An especially delightful effect was tossing a cat from one ship to the other, which required several different techniques, real-life and animation — and worked flawlessly. The only disappointment was the crocodile, which was merely an animation and not a real croc, as it was in a recent Acme production.

Costumes by Kikyou Yan were bright and colorful. They made the stage fun to look at.

This book by Dave Barry and Ridley Pearson is a modern-day retelling of the 100-plus-year-old play about an orphan boy known only as “boy” (Nate Challis) who refuses to grow up, and how he became Peter Pan. He has never seen the sun and is uncomfortable around adults, but he becomes a hero and earns his name.

The 15-member cast is excellent, particularly Jennifer Grace as Black Stache, the pirate king, with unique facial hair and prone to malaprops, corrected by his right-hand man Smee (Tyler Pruyn).

Katie Halls is very good as Molly, an apprentice starcatcher, determined to prove herself to her father (Ben Carter), who is on a secret mission for Queen Victoria. Molly will become Wendy in the Peter Pan story, but is already a substitute mother for orphans Prentiss (Ashley Ricafrente), who thinks he is the “boss,” and Ted (Tiffany Nwogu), who is food-obsessed and very funny as he spends much of his time trying to figure out how to eat a pineapple.

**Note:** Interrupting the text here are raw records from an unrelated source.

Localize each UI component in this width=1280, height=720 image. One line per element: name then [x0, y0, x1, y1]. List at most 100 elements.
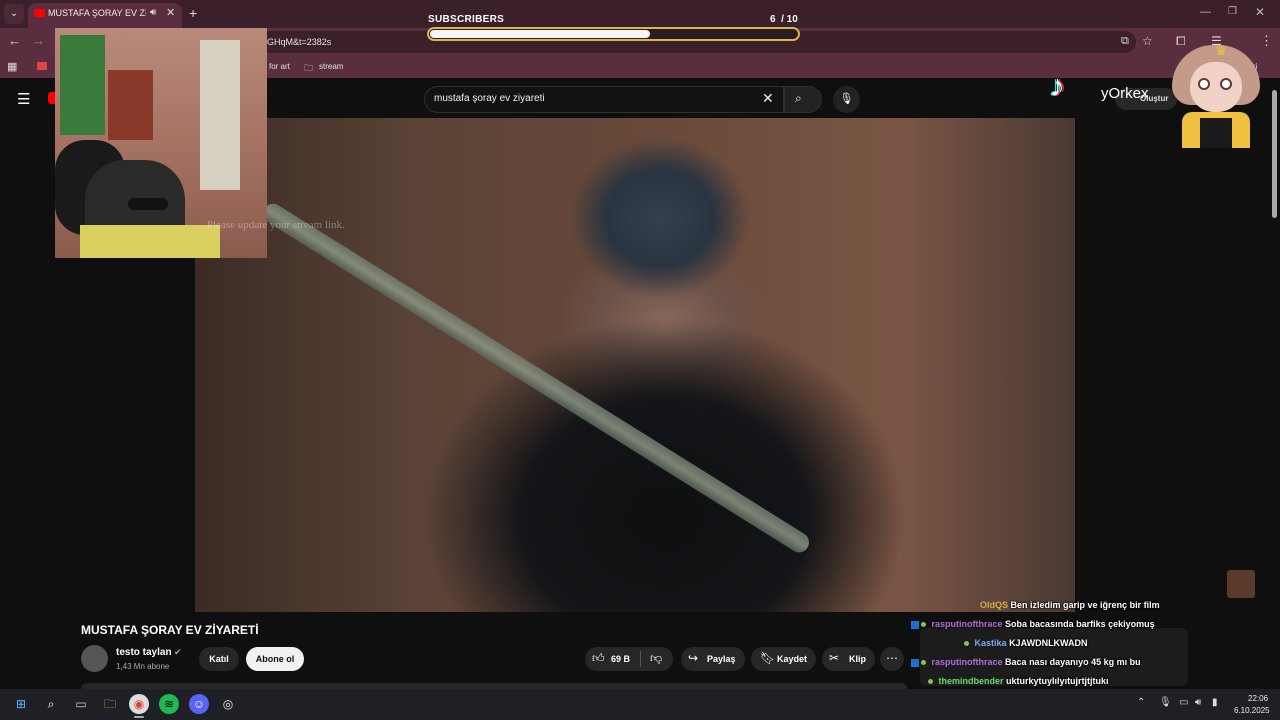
- discord-icon[interactable]: ☺: [189, 694, 209, 714]
- webcam-poster: [200, 40, 240, 190]
- forward-arrow-icon[interactable]: →: [32, 33, 45, 48]
- avatar-eye: [1220, 78, 1232, 90]
- thumbs-up-icon[interactable]: 👍︎: [592, 651, 605, 666]
- more-vert-icon[interactable]: ⋮: [1260, 33, 1273, 49]
- window-close-icon[interactable]: ✕: [1255, 5, 1265, 19]
- chat-message: OldQS Ben izledim garip ve iğrenç bir fi…: [980, 600, 1160, 610]
- bookmark-for-art[interactable]: for art: [269, 62, 290, 71]
- search-icon[interactable]: ⌕: [41, 694, 61, 714]
- chat-text: Soba bacasında barfiks çekiyomuş: [1005, 619, 1155, 629]
- chat-text: Ben izledim garip ve iğrenç bir film: [1010, 600, 1160, 610]
- gmail-icon[interactable]: [37, 62, 47, 70]
- chat-message: themindbender ukturkytuylılyıtujrtjtjtuk…: [928, 676, 1109, 686]
- chat-username: OldQS: [980, 600, 1009, 610]
- thumbs-down-icon[interactable]: 👎︎: [650, 651, 662, 666]
- tab-title: MUSTAFA ŞORAY EV ZİYARE: [48, 8, 146, 18]
- clock-time[interactable]: 22:06: [1248, 694, 1268, 703]
- windows-start-icon[interactable]: ⊞: [11, 694, 31, 714]
- webcam-shirt: [80, 225, 220, 258]
- player-letterbox-right: [1075, 118, 1280, 612]
- url-text[interactable]: GHqM&t=2382s: [267, 37, 331, 47]
- display-icon[interactable]: ▭: [1179, 697, 1188, 708]
- page-scrollbar[interactable]: [1272, 90, 1277, 218]
- search-button[interactable]: [784, 86, 822, 113]
- install-app-icon[interactable]: ⧉: [1121, 35, 1129, 48]
- search-query[interactable]: mustafa şoray ev ziyareti: [434, 93, 545, 104]
- chat-message: rasputinofthrace Soba bacasında barfiks …: [911, 619, 1155, 629]
- clock-date[interactable]: 6.10.2025: [1234, 706, 1270, 715]
- clip-label[interactable]: Klip: [849, 654, 866, 664]
- close-tab-icon[interactable]: ✕: [166, 6, 175, 19]
- tab-search-button[interactable]: ⌄: [4, 4, 24, 24]
- like-divider: [640, 651, 641, 667]
- chat-message: Kastika KJAWDNLKWADN: [964, 638, 1088, 648]
- avatar-top: [1200, 118, 1232, 148]
- back-arrow-icon[interactable]: ←: [8, 33, 21, 48]
- new-tab-button[interactable]: +: [189, 5, 197, 21]
- apps-grid-icon[interactable]: ▦: [7, 60, 17, 73]
- speaker-icon[interactable]: 🔊︎: [150, 7, 156, 18]
- share-icon[interactable]: ↪: [688, 651, 698, 665]
- microphone-icon[interactable]: 🎙︎: [1159, 697, 1172, 708]
- subscribe-button[interactable]: Abone ol: [246, 647, 304, 671]
- folder-icon: 🗀: [304, 63, 314, 73]
- webcam-poster: [60, 35, 105, 135]
- tray-expand-icon[interactable]: ⌃: [1137, 697, 1145, 708]
- chat-message: rasputinofthrace Baca nası dayanıyo 45 k…: [911, 657, 1141, 667]
- maximize-icon[interactable]: ❐: [1228, 6, 1237, 17]
- scissors-icon[interactable]: ✂: [829, 651, 839, 665]
- join-button[interactable]: Katıl: [199, 647, 239, 671]
- status-dot-icon: [928, 679, 933, 685]
- tiktok-icon: ♪: [1050, 70, 1065, 103]
- moderator-badge-icon: [911, 620, 919, 629]
- video-title: MUSTAFA ŞORAY EV ZİYARETİ: [81, 623, 259, 637]
- webcam-sunglasses: [128, 198, 168, 210]
- extensions-icon[interactable]: ⧠: [1176, 34, 1186, 49]
- chat-username: rasputinofthrace: [931, 619, 1003, 629]
- subscriber-goal-target: / 10: [781, 14, 798, 25]
- volume-icon[interactable]: 🔊︎: [1195, 697, 1201, 708]
- avatar-eye: [1198, 78, 1210, 90]
- subscriber-count: 1,43 Mn abone: [116, 662, 170, 671]
- obs-icon[interactable]: ◎: [218, 694, 238, 714]
- channel-avatar[interactable]: [81, 645, 108, 672]
- chat-username: themindbender: [938, 676, 1004, 686]
- webcam-poster: [108, 70, 153, 140]
- active-app-indicator: [134, 716, 144, 718]
- chat-text: KJAWDNLKWADN: [1009, 638, 1088, 648]
- bookmark-icon[interactable]: 🔖︎: [760, 651, 775, 665]
- battery-icon[interactable]: ▮: [1212, 697, 1218, 708]
- chat-emote-thumbnail: [1227, 570, 1255, 598]
- chat-username: Kastika: [974, 638, 1007, 648]
- chat-text: Baca nası dayanıyo 45 kg mı bu: [1005, 657, 1141, 667]
- channel-name[interactable]: testo taylan: [116, 647, 172, 658]
- tiktok-handle: yOrkex: [1101, 85, 1149, 102]
- video-player[interactable]: [195, 118, 1075, 612]
- bookmark-star-icon[interactable]: ☆: [1142, 34, 1153, 48]
- save-label[interactable]: Kaydet: [777, 654, 807, 664]
- like-count[interactable]: 69 B: [611, 654, 630, 664]
- task-view-icon[interactable]: ▭: [71, 694, 91, 714]
- chat-username: rasputinofthrace: [931, 657, 1003, 667]
- subscriber-goal-current: 6: [770, 14, 776, 25]
- verified-badge-icon: ✔: [174, 647, 182, 657]
- chat-text: ukturkytuylılyıtujrtjtjtukı: [1006, 676, 1109, 686]
- crown-icon: ♛: [1215, 42, 1228, 58]
- moderator-badge-icon: [911, 658, 919, 667]
- subscriber-goal-title: SUBSCRIBERS: [428, 14, 505, 25]
- status-dot-icon: [921, 660, 926, 666]
- search-icon[interactable]: ⌕: [795, 91, 802, 106]
- more-actions-icon[interactable]: ⋯: [880, 647, 904, 671]
- chrome-icon[interactable]: ◉: [129, 694, 149, 714]
- minimize-icon[interactable]: —: [1200, 6, 1211, 18]
- avatar-face: [1190, 62, 1242, 112]
- spotify-icon[interactable]: ≋: [159, 694, 179, 714]
- bookmark-stream[interactable]: stream: [319, 62, 343, 71]
- hamburger-menu-icon[interactable]: ☰: [17, 90, 30, 108]
- file-explorer-icon[interactable]: 🗀: [100, 694, 120, 714]
- microphone-icon[interactable]: 🎙︎: [833, 86, 860, 113]
- share-label[interactable]: Paylaş: [707, 654, 736, 664]
- clear-search-icon[interactable]: ✕: [762, 90, 774, 107]
- status-dot-icon: [921, 622, 926, 628]
- youtube-favicon-icon: [34, 9, 45, 17]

Sophie Brubaker is funny as Mrs. Bumbrake, Molly’s very prim and proper Nannie, who is not quite so prim or proper around Alf (Sam Votrian), a flatulent sailor who falls instantly in love with her.
While not a musical, there is a musical duo (Graham Sobelman, keyboard and Adam Forman, percussion) who add to the effect of the action on stage.

This dazzling production is fun for both adults and children.